Tenggelam lah mereka kebawah, di tengah hujan badai. Bahkan beberapa kilatan langit terlihat membiru di atas gelombang air di atas kepala mereka. Yui mendongakkan diri, menggenggam tangan San yang memimpin menuju semakin dalam. Matanya terbuka lebar ketika seseorang yang tengah ia cari, telah tergantung kaki nya di dasar danau. Kulit nya memutih mengikuti air di dasarnya, rambut Grace seperti terbang di udara namun lebih melengkung mengikuti arus air. Yui sudah menebak tekanan air didasar sana. Tapi ia tak bisa menjangkau nya, ia masih saja bungkam membuka mulut sama saja bunuh diri.

Segera mereka pergi lagi ke permukaan, selangkah lagi hingga satu tarikan nafas dan Yui akan menyelamatkan sahabatnya, kiranya seperti itu.

"AYO KITA SELAMAT KAN DIA!!!"

"HEI KENAPA DIAM SAJAA!! AYO CEPAT SEBELUM DIA MENINGGAL!!"

"itu pilihan dia, Yui"

"KAU SUDAH GILA!!"

Berontak Yui lebih keras, cipakan air juga lebih banyak dari sebelumnya. Suara gemuruh di atas kepala mereka beberapakali memotong pembicaraan keduanya, teriakan bahkan sering kali tak terdengar di telinga Choi San. Sedikit ada pergelutan ringan di tengah danau, di antara mereka. Tentu saja San akan menang, dari segi fisik lelaki itu lebih unggul.

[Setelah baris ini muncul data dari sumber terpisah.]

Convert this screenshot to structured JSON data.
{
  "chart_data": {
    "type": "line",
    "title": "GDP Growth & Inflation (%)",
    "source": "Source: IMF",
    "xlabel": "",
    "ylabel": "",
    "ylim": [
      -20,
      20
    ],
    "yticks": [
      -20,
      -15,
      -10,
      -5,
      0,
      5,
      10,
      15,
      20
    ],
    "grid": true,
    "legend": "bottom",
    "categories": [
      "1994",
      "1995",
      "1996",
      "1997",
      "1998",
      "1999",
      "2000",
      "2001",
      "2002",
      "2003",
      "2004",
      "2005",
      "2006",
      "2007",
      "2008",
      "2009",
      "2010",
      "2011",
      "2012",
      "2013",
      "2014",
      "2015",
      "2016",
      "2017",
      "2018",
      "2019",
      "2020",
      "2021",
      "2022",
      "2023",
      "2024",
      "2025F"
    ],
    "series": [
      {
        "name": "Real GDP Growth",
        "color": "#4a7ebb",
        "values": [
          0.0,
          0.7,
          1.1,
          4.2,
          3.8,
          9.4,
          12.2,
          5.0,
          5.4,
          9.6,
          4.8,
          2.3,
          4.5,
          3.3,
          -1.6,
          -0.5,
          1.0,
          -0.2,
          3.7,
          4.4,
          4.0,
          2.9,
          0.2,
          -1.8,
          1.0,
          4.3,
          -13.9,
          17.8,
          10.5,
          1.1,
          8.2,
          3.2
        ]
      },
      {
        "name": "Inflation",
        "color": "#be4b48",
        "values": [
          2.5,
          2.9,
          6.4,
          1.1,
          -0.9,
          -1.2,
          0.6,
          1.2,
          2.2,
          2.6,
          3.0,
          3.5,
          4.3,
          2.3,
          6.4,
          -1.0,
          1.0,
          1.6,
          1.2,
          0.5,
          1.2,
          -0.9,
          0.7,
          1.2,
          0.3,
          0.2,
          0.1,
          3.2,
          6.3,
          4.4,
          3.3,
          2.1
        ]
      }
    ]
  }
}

San menahan tubuh Yui, menahannya untuk tak segera menyusul Grace. Pelukannya erat sambil menekan punggung kecil Han Yui, usap nya halus di pucuk rambut. Menenangkan nya walau untuk beberapa saat. San tak memikirkan hari esok akan bagaimana. Ia juga tau pilihan yang di pilih Grace bukanlah pilihan yang tepat.

Tapi itu hidup Grace, bukan dirinya.